A multi-prototype clustering algorithm
Introduction
Clustering is the unsupervised classification of patterns into groups [1]. It is widely used in data analysis such as data mining, pattern recognition and information retrieval. The Voronoi diagram also provides a means of naturally partitioning space into subregions to facilitate spatial data analysis and has been applied for data clustering [2], [3], [4], [5]. But this technique often implies emphasis on the shape and arrangement of patterns, i.e., the geometric aspect of groups. Clustering techniques have been widely studied in Refs. [6], [7], [8], [9], [10], [11], [12], [13], [14], [15], [16], [17], [18], [19]. They suggest more on grouping behavior and can be broadly classified into hierarchical or partitional clustering [1].

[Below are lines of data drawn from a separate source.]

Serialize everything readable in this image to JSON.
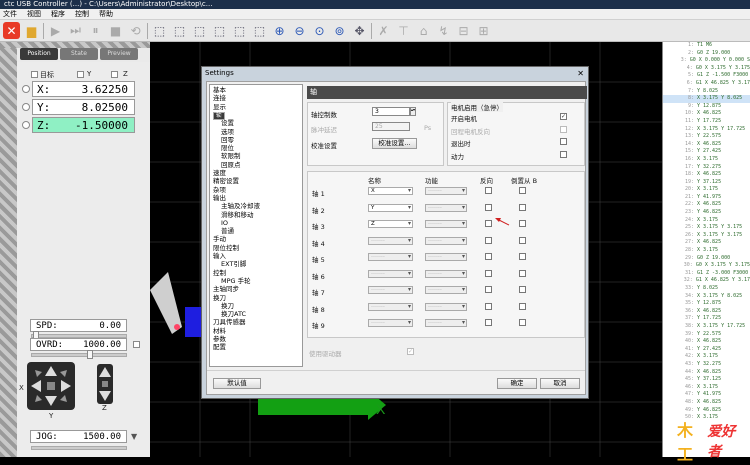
{
  "title": "ctc USB Controller (...) - C:\\Users\\Administrator\\Desktop\\c...",
  "menu": [
    "文件",
    "视图",
    "程序",
    "控制",
    "帮助"
  ],
  "left": {
    "tabs": [
      "Position",
      "State",
      "Preview"
    ],
    "checks": [
      {
        "label": "目标"
      },
      {
        "label": "Y"
      },
      {
        "label": "Z"
      }
    ],
    "axes": [
      {
        "label": "X:",
        "value": "3.62250"
      },
      {
        "label": "Y:",
        "value": "8.02500"
      },
      {
        "label": "Z:",
        "value": "-1.50000"
      }
    ],
    "spd_label": "SPD:",
    "spd_value": "0.00",
    "ovrd_label": "OVRD:",
    "ovrd_value": "1000.00",
    "jog_label": "JOG:",
    "jog_value": "1500.00",
    "jog_axes": {
      "x": "X",
      "y": "Y",
      "z": "Z"
    }
  },
  "gcode": {
    "lines": [
      {
        "n": "1:",
        "t": "T1 M6"
      },
      {
        "n": "2:",
        "t": "G0 Z 19.000"
      },
      {
        "n": "3:",
        "t": "G0 X 0.000 Y 0.000 S"
      },
      {
        "n": "4:",
        "t": "G0 X 3.175 Y 3.175"
      },
      {
        "n": "5:",
        "t": "G1 Z -1.500 F3000"
      },
      {
        "n": "6:",
        "t": "G1 X 46.825 Y 3.17"
      },
      {
        "n": "7:",
        "t": "Y 8.025"
      },
      {
        "n": "8:",
        "t": "X 3.175 Y 8.025",
        "hl": true
      },
      {
        "n": "9:",
        "t": "Y 12.875"
      },
      {
        "n": "10:",
        "t": "X 46.825"
      },
      {
        "n": "11:",
        "t": "Y 17.725"
      },
      {
        "n": "12:",
        "t": "X 3.175 Y 17.725"
      },
      {
        "n": "13:",
        "t": "Y 22.575"
      },
      {
        "n": "14:",
        "t": "X 46.825"
      },
      {
        "n": "15:",
        "t": "Y 27.425"
      },
      {
        "n": "16:",
        "t": "X 3.175"
      },
      {
        "n": "17:",
        "t": "Y 32.275"
      },
      {
        "n": "18:",
        "t": "X 46.825"
      },
      {
        "n": "19:",
        "t": "Y 37.125"
      },
      {
        "n": "20:",
        "t": "X 3.175"
      },
      {
        "n": "21:",
        "t": "Y 41.975"
      },
      {
        "n": "22:",
        "t": "X 46.825"
      },
      {
        "n": "23:",
        "t": "Y 46.825"
      },
      {
        "n": "24:",
        "t": "X 3.175"
      },
      {
        "n": "25:",
        "t": "X 3.175 Y 3.175"
      },
      {
        "n": "26:",
        "t": "X 3.175 Y 3.175"
      },
      {
        "n": "27:",
        "t": "X 46.825"
      },
      {
        "n": "28:",
        "t": "X 3.175"
      },
      {
        "n": "29:",
        "t": "G0 Z 19.000"
      },
      {
        "n": "30:",
        "t": "G0 X 3.175 Y 3.175"
      },
      {
        "n": "31:",
        "t": "G1 Z -3.000 F3000"
      },
      {
        "n": "32:",
        "t": "G1 X 46.825 Y 3.17"
      },
      {
        "n": "33:",
        "t": "Y 8.025"
      },
      {
        "n": "34:",
        "t": "X 3.175 Y 8.025"
      },
      {
        "n": "35:",
        "t": "Y 12.875"
      },
      {
        "n": "36:",
        "t": "X 46.825"
      },
      {
        "n": "37:",
        "t": "Y 17.725"
      },
      {
        "n": "38:",
        "t": "X 3.175 Y 17.725"
      },
      {
        "n": "39:",
        "t": "Y 22.575"
      },
      {
        "n": "40:",
        "t": "X 46.825"
      },
      {
        "n": "41:",
        "t": "Y 27.425"
      },
      {
        "n": "42:",
        "t": "X 3.175"
      },
      {
        "n": "43:",
        "t": "Y 32.275"
      },
      {
        "n": "44:",
        "t": "X 46.825"
      },
      {
        "n": "45:",
        "t": "Y 37.125"
      },
      {
        "n": "46:",
        "t": "X 3.175"
      },
      {
        "n": "47:",
        "t": "Y 41.975"
      },
      {
        "n": "48:",
        "t": "X 46.825"
      },
      {
        "n": "49:",
        "t": "Y 46.825"
      },
      {
        "n": "50:",
        "t": "X 3.175"
      }
    ]
  },
  "dialog": {
    "title": "Settings",
    "tree": [
      {
        "label": "基本",
        "level": 0
      },
      {
        "label": "连接",
        "level": 0
      },
      {
        "label": "显示",
        "level": 0
      },
      {
        "label": "轴",
        "level": 0,
        "selected": true
      },
      {
        "label": "设置",
        "level": 1
      },
      {
        "label": "选项",
        "level": 1
      },
      {
        "label": "回零",
        "level": 1
      },
      {
        "label": "限位",
        "level": 1
      },
      {
        "label": "软限制",
        "level": 1
      },
      {
        "label": "回原点",
        "level": 1
      },
      {
        "label": "速度",
        "level": 0
      },
      {
        "label": "精密设置",
        "level": 0
      },
      {
        "label": "杂项",
        "level": 0
      },
      {
        "label": "输出",
        "level": 0
      },
      {
        "label": "主轴及冷却液",
        "level": 1
      },
      {
        "label": "滑移和移动",
        "level": 1
      },
      {
        "label": "IO",
        "level": 1
      },
      {
        "label": "普通",
        "level": 1
      },
      {
        "label": "手动",
        "level": 0
      },
      {
        "label": "限位控制",
        "level": 0
      },
      {
        "label": "输入",
        "level": 0
      },
      {
        "label": "EXT引脚",
        "level": 1
      },
      {
        "label": "控制",
        "level": 0
      },
      {
        "label": "MPG 手轮",
        "level": 1
      },
      {
        "label": "主轴同步",
        "level": 0
      },
      {
        "label": "换刀",
        "level": 0
      },
      {
        "label": "换刀",
        "level": 1
      },
      {
        "label": "换刀ATC",
        "level": 1
      },
      {
        "label": "刀具传感器",
        "level": 0
      },
      {
        "label": "材料",
        "level": 0
      },
      {
        "label": "参数",
        "level": 0
      },
      {
        "label": "配置",
        "level": 0
      }
    ],
    "panel_title": "轴",
    "axis_count_label": "轴控制数",
    "axis_count_value": "3",
    "backlash_label": "脉冲延迟",
    "backlash_value": "25",
    "backlash_unit": "Ps",
    "calib_label": "校准设置",
    "calib_button": "校准设置...",
    "motor_group_title": "电机启用（急停）",
    "motor_options": [
      {
        "label": "开启电机",
        "checked": true,
        "enabled": true
      },
      {
        "label": "回程电机反向",
        "checked": false,
        "enabled": false
      },
      {
        "label": "退出时",
        "checked": false,
        "enabled": true
      },
      {
        "label": "动力",
        "checked": false,
        "enabled": true
      }
    ],
    "table_headers": {
      "name": "名称",
      "func": "功能",
      "reverse": "反向",
      "slave": "倒置从 B"
    },
    "rows": [
      {
        "label": "轴 1",
        "name": "X",
        "name_enabled": true,
        "func": "-------",
        "rev": false,
        "slave": false
      },
      {
        "label": "轴 2",
        "name": "Y",
        "name_enabled": true,
        "func": "-------",
        "rev": false,
        "slave": false
      },
      {
        "label": "轴 3",
        "name": "Z",
        "name_enabled": true,
        "func": "-------",
        "rev": false,
        "slave": false
      },
      {
        "label": "轴 4",
        "name": "-------",
        "name_enabled": false,
        "func": "-------",
        "rev": false,
        "slave": false
      },
      {
        "label": "轴 5",
        "name": "-------",
        "name_enabled": false,
        "func": "-------",
        "rev": false,
        "slave": false
      },
      {
        "label": "轴 6",
        "name": "-------",
        "name_enabled": false,
        "func": "-------",
        "rev": false,
        "slave": false
      },
      {
        "label": "轴 7",
        "name": "-------",
        "name_enabled": false,
        "func": "-------",
        "rev": false,
        "slave": false
      },
      {
        "label": "轴 8",
        "name": "-------",
        "name_enabled": false,
        "func": "-------",
        "rev": false,
        "slave": false
      },
      {
        "label": "轴 9",
        "name": "-------",
        "name_enabled": false,
        "func": "-------",
        "rev": false,
        "slave": false
      }
    ],
    "bottom_check_label": "使用驱动器",
    "default_button": "默认值",
    "ok_button": "确定",
    "cancel_button": "取消"
  },
  "viewport_axis_label": "X",
  "logo": {
    "part1": "木工",
    "part2": "爱好者"
  }
}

Hierarchical clustering is a procedure of transforming the proximity matrix of the data set into a sequence of nested groups in an agglomerative or divisive manner. The agglomerative hierarchical clustering has been widely studied as it allows for more feasible segments to be investigated [7], [8], [9], [10], [11]. The Single-link [7], Complete-link [8] and average-link [7] algorithms produce a sequence of clusterings based on the rank order of proximities. The Single-link and Complete-link algorithms use the distance between two closest and farthest points of two clusters as the cluster distance, respectively. Dependence on a few data points to measure the cluster distance makes these algorithms sensitive to noise. The average-link algorithm is more robust to noise by using the average distance of all pairs of patterns from different clusters as the cluster distance. A CURE algorithm [9] represents each cluster with a certain fixed number of well scattered points and shrinks these points toward the cluster center by a specified fraction. This algorithm achieves an improvement of noise robustness over the Single-link algorithm. A Chameleon algorithm [10] partitions a constructed k-nearest neighbor graph into a number of subclusters followed by dynamically merging the subclusters. In general, the hierarchical clustering algorithms can provide an easy understanding of the inherent structure of the data set. But they often require high computational cost and large memory space which make them inefficient for large data sets.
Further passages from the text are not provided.